Title: The horror readers' advisory: the librarian's guide to vampires, killer tomatoes, and haunted houses (Chicago: American Library Association, 2004) 
Author: Becky Siegel Spratford and Tammy Hennigh Clausen
Date ordered: 1 May 2012
Price: £2.51 + £7.29 postage
Why'd I buy it? To be honest, I'm not entirely sure. I guess I liked the obscure angle to it; a book with a very specific focus. Plus, it was cheap. For some reason, I had it in my head that this would cater specifically to Young Adult fiction, but it doesn't. The 'advisory' angle is basically a list of recommendations for various horror subgenres. The vampire chapter is fairly small (pp. 39–48). Overall, the book reminds me of Patricia Altner's Vampire readings (1998). A nice little tome.

Title: In the shadow of the vampire: reflections from the world of Anne Rice (New York: Thunder's Mouth Press, 1997) 
Author: Jan Marcus
Date ordered: 1 May 2012
Price: £2.51
Why'd I buy it? Mainly because it was referenced in Susannah Clements' The vampire defanged (2011), but also because it was cheap, too. However, I thought the 'reflections' would originate with Anne Rice, herself. Instead, the book is primarily composed of interviews with various people who've been inspired by Rice's vampire novels (pp. 1–138). Not what I had in mind. I guess it might be a useful insight into vampire fandom, though.

Title: The Halloween encyclopedia (Jefferson, N.C.: McFarland & Company, Inc., Publishers, 2003) 
Author: Lisa Morton
Date ordered: 1 May 2012
Price: £6.85
Why'd I buy it? I love Halloween. Simple, really. Better yet, I love books that give comprehensive coverage to the holiday, like Lesley Pratt Bannatyne's Halloween: an American holiday, an American history (1990). I've had my eye on Morton's book for a while. There's a second edition—prohibitively priced at US$75—but I prefer getting first editions, anyway, as they're like 'primary sources'. I get updated editions later. Not that I necessarily expected it to, but this edition features only the briefest of brief mentions of vampires/Dracula. I'm also disappointed to see that its entries don't feature references. I know this isn't standard encyclopedia practice, but J. Gordon Melton's The vampire book (1994; 1999; 2011) and Theresa Bane's Encyclopedia of vampire mythology (2010) have spoiled me.

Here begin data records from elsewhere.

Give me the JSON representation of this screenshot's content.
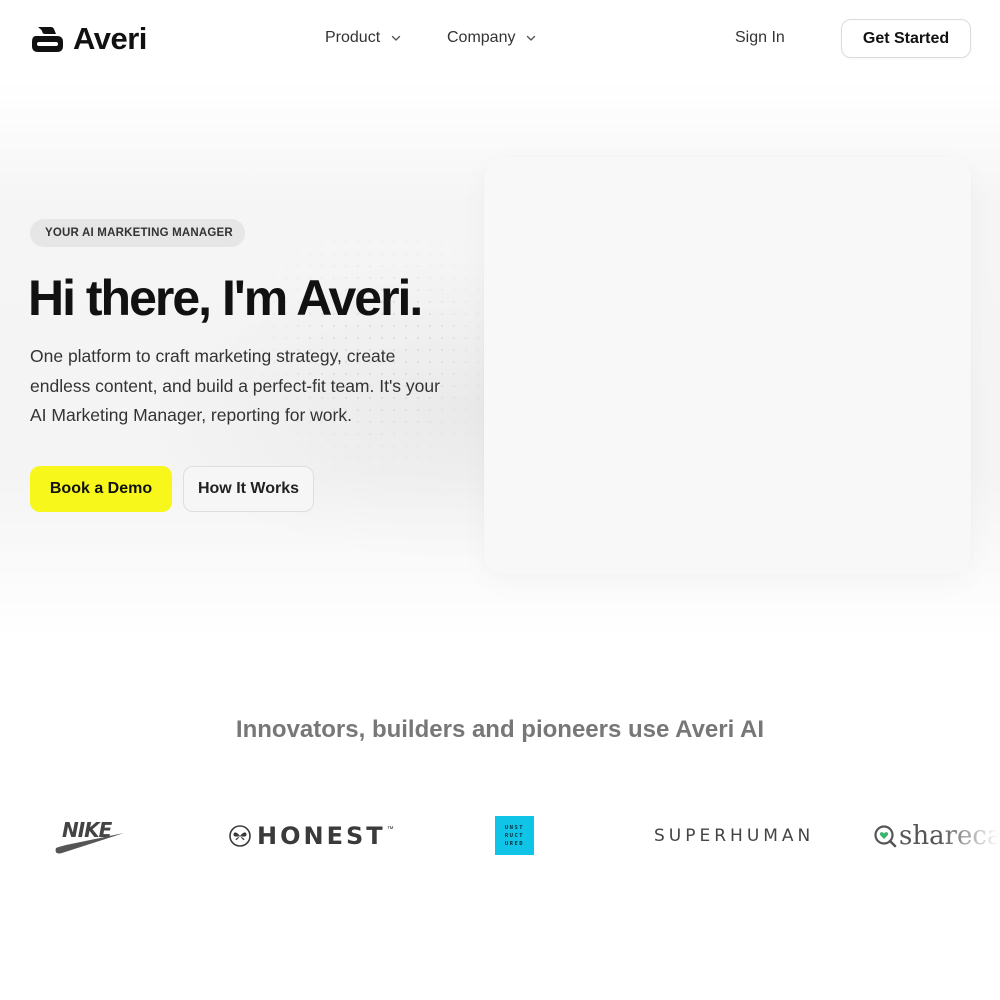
{
  "brand": {
    "name": "Averi",
    "logo_icon": "averi-mark-icon"
  },
  "nav": {
    "product_label": "Product",
    "company_label": "Company",
    "sign_in_label": "Sign In",
    "get_started_label": "Get Started"
  },
  "hero": {
    "badge_icon": "",
    "badge_label": "YOUR AI MARKETING MANAGER",
    "title": "Hi there, I'm Averi.",
    "subtitle": "One platform to craft marketing strategy, create endless content, and build a perfect-fit team. It's your AI Marketing Manager, reporting for work.",
    "primary_cta": "Book a Demo",
    "secondary_cta": "How It Works"
  },
  "customers": {
    "heading": "Innovators, builders and pioneers use Averi AI",
    "logos": {
      "nike": "NIKE",
      "honest": "HONEST",
      "honest_tm": "™",
      "unstructured_lines": [
        "UNST",
        "RUCT",
        "URED"
      ],
      "superhuman": "SUPERHUMAN",
      "sharecare": "sharecare"
    }
  },
  "colors": {
    "primary_cta_bg": "#f7f71c",
    "unstructured_bg": "#10c4e8",
    "text_dark": "#111111",
    "text_muted": "#777777"
  }
}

Title: Der Vampirglaube in Südosteuropa: Studien zur Genese, Bedeutung und Funktion; Rumänien und der Balkanraum (Berlin: Weidler Buchverlag, 2001) 
Author: Peter Mario Kreuter
Date ordered: 1 May 2012
Price: £17.18 + £7.32
Why'd I buy it? I've heard a lotta good things about this. Also, it is devoted to my favourite vampire research angle: folklore. Kreuter's one of few vampire authors who concentrate their works on this field. This is the published version of his dissertation. For an insight into the author, check out my interview with him (part 1; part 2).